Sunday, November 19, 2000
Ky. troopers diversify, slowly
Minorities, women find few role models in higher ranks
The Associated Press
FRANKFORT The latest graduating class of Kentucky State Police cadets shows the agency is making an effort to become more diverse, officials said.
The class of 74 new troopers who graduated Thursday included a white woman, a Hispanic man, six black men and two black women, along with 64 white men.
Our job is to ensure that the diversity of each class is better than the last one. The next one will be even better than this, said Capt. Gerald Nauert, commander of the recruitment office.
Gaps remain. The state's 962 troopers hardly represent a cross-section of Kentucky:
7 percent of Kentucky's population is black, while fewer than 4 percent of troopers are black.
About half of the state is female, but only 3 percent of troopers are women.

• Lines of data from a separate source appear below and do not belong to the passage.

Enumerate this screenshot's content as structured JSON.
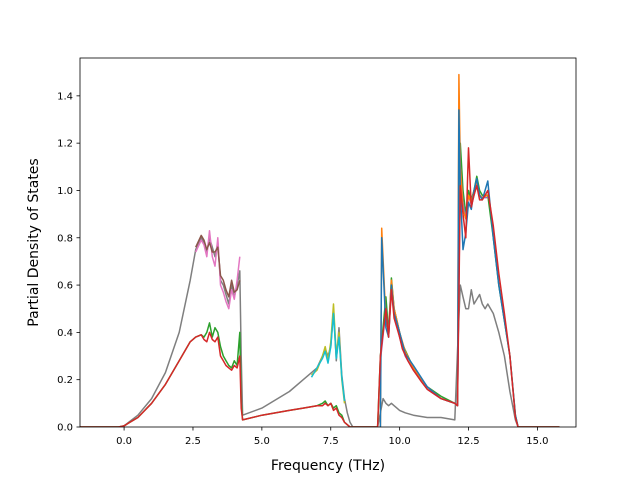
{
  "chart_data": {
    "type": "line",
    "title": "",
    "xlabel": "Frequency (THz)",
    "ylabel": "Partial Density of States",
    "xlim": [
      -1.6,
      16.4
    ],
    "ylim": [
      0.0,
      1.56
    ],
    "xticks": [
      0.0,
      2.5,
      5.0,
      7.5,
      10.0,
      12.5,
      15.0
    ],
    "xtick_labels": [
      "0.0",
      "2.5",
      "5.0",
      "7.5",
      "10.0",
      "12.5",
      "15.0"
    ],
    "yticks": [
      0.0,
      0.2,
      0.4,
      0.6,
      0.8,
      1.0,
      1.2,
      1.4
    ],
    "ytick_labels": [
      "0.0",
      "0.2",
      "0.4",
      "0.6",
      "0.8",
      "1.0",
      "1.2",
      "1.4"
    ],
    "grid": false,
    "legend": "none",
    "colors": [
      "#1f77b4",
      "#ff7f0e",
      "#2ca02c",
      "#d62728",
      "#9467bd",
      "#8c564b",
      "#e377c2",
      "#7f7f7f",
      "#bcbd22",
      "#17becf"
    ],
    "series": [
      {
        "color": "#7f7f7f",
        "x": [
          -1.6,
          -0.2,
          0.0,
          0.5,
          1.0,
          1.5,
          2.0,
          2.4,
          2.6,
          2.8,
          2.9,
          3.0,
          3.1,
          3.2,
          3.3,
          3.4,
          3.5,
          3.6,
          3.7,
          3.8,
          3.9,
          4.0,
          4.1,
          4.2,
          4.25,
          4.3,
          5.0,
          6.0,
          6.5,
          7.0,
          7.2,
          7.3,
          7.4,
          7.5,
          7.6,
          7.7,
          7.8,
          7.9,
          8.0,
          8.1,
          8.2,
          8.3,
          9.2,
          9.3,
          9.4,
          9.5,
          9.6,
          9.7,
          9.8,
          9.9,
          10.0,
          10.2,
          10.5,
          11.0,
          11.5,
          12.0,
          12.1,
          12.2,
          12.3,
          12.4,
          12.5,
          12.6,
          12.7,
          12.8,
          12.9,
          13.0,
          13.1,
          13.2,
          13.4,
          13.6,
          13.8,
          14.0,
          14.2,
          14.3,
          15.8
        ],
        "values": [
          0,
          0,
          0.005,
          0.05,
          0.12,
          0.23,
          0.4,
          0.62,
          0.75,
          0.8,
          0.78,
          0.74,
          0.8,
          0.76,
          0.72,
          0.78,
          0.62,
          0.6,
          0.56,
          0.52,
          0.6,
          0.55,
          0.6,
          0.66,
          0.3,
          0.05,
          0.08,
          0.15,
          0.2,
          0.25,
          0.3,
          0.33,
          0.3,
          0.34,
          0.5,
          0.28,
          0.42,
          0.22,
          0.12,
          0.06,
          0.02,
          0.0,
          0.0,
          0.06,
          0.12,
          0.1,
          0.09,
          0.1,
          0.09,
          0.08,
          0.07,
          0.06,
          0.05,
          0.04,
          0.04,
          0.03,
          0.32,
          0.6,
          0.55,
          0.5,
          0.5,
          0.58,
          0.52,
          0.54,
          0.56,
          0.52,
          0.5,
          0.52,
          0.48,
          0.4,
          0.3,
          0.15,
          0.03,
          0.0,
          0.0
        ]
      },
      {
        "color": "#e377c2",
        "x": [
          2.6,
          2.8,
          2.9,
          3.0,
          3.1,
          3.2,
          3.3,
          3.4,
          3.5,
          3.6,
          3.7,
          3.8,
          3.9,
          4.0,
          4.1,
          4.2
        ],
        "values": [
          0.74,
          0.79,
          0.77,
          0.72,
          0.83,
          0.72,
          0.68,
          0.8,
          0.6,
          0.57,
          0.53,
          0.5,
          0.58,
          0.54,
          0.62,
          0.72
        ]
      },
      {
        "color": "#8c564b",
        "x": [
          2.6,
          2.8,
          2.9,
          3.0,
          3.1,
          3.2,
          3.3,
          3.4,
          3.5,
          3.6,
          3.7,
          3.8,
          3.9,
          4.0,
          4.1,
          4.2
        ],
        "values": [
          0.76,
          0.81,
          0.79,
          0.75,
          0.78,
          0.74,
          0.74,
          0.76,
          0.64,
          0.62,
          0.58,
          0.55,
          0.62,
          0.57,
          0.58,
          0.62
        ]
      },
      {
        "color": "#bcbd22",
        "x": [
          6.8,
          7.0,
          7.2,
          7.3,
          7.4,
          7.5,
          7.6,
          7.7,
          7.8,
          7.9,
          8.0
        ],
        "values": [
          0.22,
          0.24,
          0.3,
          0.34,
          0.28,
          0.36,
          0.52,
          0.3,
          0.4,
          0.2,
          0.1
        ]
      },
      {
        "color": "#17becf",
        "x": [
          6.8,
          7.0,
          7.2,
          7.3,
          7.4,
          7.5,
          7.6,
          7.7,
          7.8,
          7.9,
          8.0
        ],
        "values": [
          0.21,
          0.25,
          0.29,
          0.32,
          0.27,
          0.34,
          0.48,
          0.29,
          0.38,
          0.21,
          0.11
        ]
      },
      {
        "color": "#2ca02c",
        "x": [
          -1.6,
          -0.2,
          0.0,
          0.5,
          1.0,
          1.5,
          2.0,
          2.4,
          2.6,
          2.8,
          2.9,
          3.0,
          3.1,
          3.2,
          3.3,
          3.4,
          3.5,
          3.6,
          3.7,
          3.8,
          3.9,
          4.0,
          4.1,
          4.2,
          4.25,
          4.3,
          5.0,
          6.0,
          6.5,
          7.0,
          7.2,
          7.3,
          7.4,
          7.5,
          7.6,
          7.7,
          7.8,
          7.9,
          8.0,
          8.2,
          9.2,
          9.3,
          9.5,
          9.6,
          9.7,
          9.8,
          9.9,
          10.0,
          10.1,
          10.3,
          10.5,
          10.8,
          11.0,
          11.5,
          12.0,
          12.1,
          12.2,
          12.3,
          12.4,
          12.5,
          12.6,
          12.7,
          12.8,
          12.9,
          13.0,
          13.2,
          13.4,
          13.6,
          13.8,
          14.0,
          14.2,
          14.3,
          15.8
        ],
        "values": [
          0,
          0,
          0.005,
          0.04,
          0.1,
          0.18,
          0.28,
          0.36,
          0.38,
          0.39,
          0.38,
          0.4,
          0.44,
          0.38,
          0.42,
          0.4,
          0.34,
          0.3,
          0.28,
          0.26,
          0.25,
          0.28,
          0.26,
          0.4,
          0.1,
          0.03,
          0.05,
          0.07,
          0.08,
          0.09,
          0.1,
          0.11,
          0.09,
          0.1,
          0.08,
          0.09,
          0.06,
          0.05,
          0.02,
          0.0,
          0.0,
          0.3,
          0.55,
          0.4,
          0.63,
          0.5,
          0.45,
          0.4,
          0.35,
          0.3,
          0.25,
          0.2,
          0.17,
          0.13,
          0.1,
          0.09,
          1.2,
          1.0,
          0.9,
          1.0,
          0.96,
          1.0,
          1.06,
          1.0,
          0.98,
          0.98,
          0.8,
          0.6,
          0.45,
          0.3,
          0.05,
          0.0,
          0.0
        ]
      },
      {
        "color": "#9467bd",
        "x": [
          9.3,
          9.5,
          9.6,
          9.7,
          9.8,
          9.9,
          10.0,
          10.2,
          10.5,
          11.0,
          11.5,
          12.0,
          12.1,
          12.2,
          12.3,
          12.4,
          12.5,
          12.6,
          12.7,
          12.8,
          12.9,
          13.0,
          13.2
        ],
        "values": [
          0.28,
          0.5,
          0.38,
          0.6,
          0.48,
          0.44,
          0.38,
          0.3,
          0.24,
          0.16,
          0.12,
          0.1,
          0.09,
          1.1,
          0.95,
          0.88,
          0.98,
          0.94,
          0.98,
          1.03,
          0.98,
          0.97,
          0.97
        ]
      },
      {
        "color": "#ff7f0e",
        "x": [
          9.3,
          9.35,
          9.5,
          9.6,
          9.7,
          9.8,
          9.9,
          10.0,
          10.2,
          10.5,
          11.0,
          11.5,
          12.0,
          12.1,
          12.15,
          12.2,
          12.3,
          12.4,
          12.5,
          12.6,
          12.7,
          12.8,
          12.9,
          13.0,
          13.2
        ],
        "values": [
          0.0,
          0.84,
          0.45,
          0.4,
          0.62,
          0.5,
          0.45,
          0.4,
          0.32,
          0.25,
          0.17,
          0.12,
          0.1,
          0.09,
          1.49,
          1.1,
          0.92,
          0.88,
          0.98,
          0.95,
          1.0,
          1.04,
          0.98,
          0.97,
          0.98
        ]
      },
      {
        "color": "#1f77b4",
        "x": [
          9.3,
          9.35,
          9.5,
          9.6,
          9.7,
          9.8,
          9.9,
          10.0,
          10.2,
          10.5,
          11.0,
          11.5,
          12.0,
          12.1,
          12.15,
          12.2,
          12.3,
          12.4,
          12.5,
          12.6,
          12.7,
          12.8,
          12.9,
          13.0,
          13.2,
          13.4,
          13.6,
          13.8,
          14.0,
          14.2,
          14.3
        ],
        "values": [
          0.0,
          0.8,
          0.42,
          0.38,
          0.6,
          0.48,
          0.44,
          0.4,
          0.31,
          0.26,
          0.17,
          0.12,
          0.1,
          0.09,
          1.34,
          1.0,
          0.75,
          0.82,
          0.95,
          0.92,
          1.0,
          1.05,
          0.98,
          0.96,
          1.04,
          0.8,
          0.6,
          0.45,
          0.3,
          0.05,
          0.0
        ]
      },
      {
        "color": "#d62728",
        "x": [
          -1.6,
          -0.2,
          0.0,
          0.5,
          1.0,
          1.5,
          2.0,
          2.4,
          2.6,
          2.8,
          2.9,
          3.0,
          3.1,
          3.2,
          3.3,
          3.4,
          3.5,
          3.6,
          3.7,
          3.8,
          3.9,
          4.0,
          4.1,
          4.2,
          4.25,
          4.3,
          5.0,
          6.0,
          6.5,
          7.0,
          7.2,
          7.3,
          7.4,
          7.5,
          7.6,
          7.7,
          7.8,
          7.9,
          8.0,
          8.2,
          9.2,
          9.3,
          9.5,
          9.6,
          9.7,
          9.8,
          9.9,
          10.0,
          10.1,
          10.3,
          10.5,
          10.8,
          11.0,
          11.5,
          12.0,
          12.1,
          12.2,
          12.3,
          12.4,
          12.5,
          12.6,
          12.7,
          12.8,
          12.9,
          13.0,
          13.2,
          13.4,
          13.6,
          13.8,
          14.0,
          14.2,
          14.3,
          15.8
        ],
        "values": [
          0,
          0,
          0.005,
          0.04,
          0.1,
          0.18,
          0.28,
          0.36,
          0.38,
          0.39,
          0.37,
          0.36,
          0.4,
          0.37,
          0.36,
          0.38,
          0.3,
          0.28,
          0.26,
          0.25,
          0.24,
          0.26,
          0.25,
          0.3,
          0.08,
          0.03,
          0.05,
          0.07,
          0.08,
          0.09,
          0.09,
          0.1,
          0.09,
          0.1,
          0.07,
          0.08,
          0.05,
          0.04,
          0.02,
          0.0,
          0.0,
          0.3,
          0.5,
          0.38,
          0.58,
          0.46,
          0.42,
          0.38,
          0.33,
          0.28,
          0.24,
          0.19,
          0.16,
          0.12,
          0.1,
          0.09,
          1.02,
          0.9,
          0.8,
          1.18,
          0.93,
          0.98,
          1.02,
          0.96,
          0.96,
          1.0,
          0.85,
          0.65,
          0.48,
          0.3,
          0.04,
          0.0,
          0.0
        ]
      }
    ]
  }
}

The Hispanic man in the latest class is only the second Hispanic trooper. The state has seen an influx of thousands of Hispanic migrants in recent years.
Even when the force attracts female and minority candidates, it can't always keep them. Two other black women joined the state police during the late 1990s. One worked 13 months and the other worked six months, officials said.
Geography provides much of the diversity challenge, Capt. Nauert said. Many blacks and women in the state's largest cities frown on the thought of moving to the rural, sometimes remote counties in which troopers are most active, Capt. Nauert said.
The force tries to attract qualified minority and female applicants by sending its recruitment teams to job fairs and other events featuring minorities and women, Capt. Nauert said. But that doesn't always work.
At the minority job expo this last weekend (in Louisville), one of the questions people asked is, "Why should I move across the state to Mayfield when I can stay home and work with the Louisville or Jefferson County police?' Capt. Nauert said. That's a tough question for us to answer.
Added Lt. Kevin Payne, a state police spokesman: We go where we can to recruit minorities. But we can't force them to sign the applications.
Gerry Harris, a black lawyer who served with the Lexington police department from 1982 to 1989, said minority recruits usually won't stay on the job unless it's clear they can advance.
People have to feel like they really have equal opportunity, or they'll leave, Mr. Harris said. When I got on the Lexington police force, I looked around to see how many black people were above the rank of patrolman. There weren't many. Maybe three or four. That was pretty discouraging.
Recruiting women is just as hard, said Marsha Beasley, director of personnel for the West Virginia State Police.
It's not just black women. Recruiting women is just difficult. It's a mind set. You never hear female teens, even today, talking about wanting to grow up to be a trooper, Ms. Beasley said.
West Virginia uses advertising campaigns and billboards, participates in high school and college career fairs and includes minorities in the recruiting process to attract a diverse group of applicants, officials said.
Shallon Clark, a two-year veteran of the West Virginia State Police, is that agency's only black woman. An athlete, Trooper Clark said she didn't have a difficult time with the required agility tests, but some women do.
I ran track and played ball from the time I was 4 or 5, so passing the physical wasn't a problem for me. But some women have trouble, especially with push-ups. I love what I do. I couldn't see myself doing anything else, but I don't know if many females feel comfortable going into a male-dominated workplace.
The two black women in Kentucky's newest class are Troopers Rugina Lunce and Melody Parker. They know they will be under scrutiny.
I'm here for the duration, said Trooper Lunce, who will begin her assignment Monday at the Columbia post.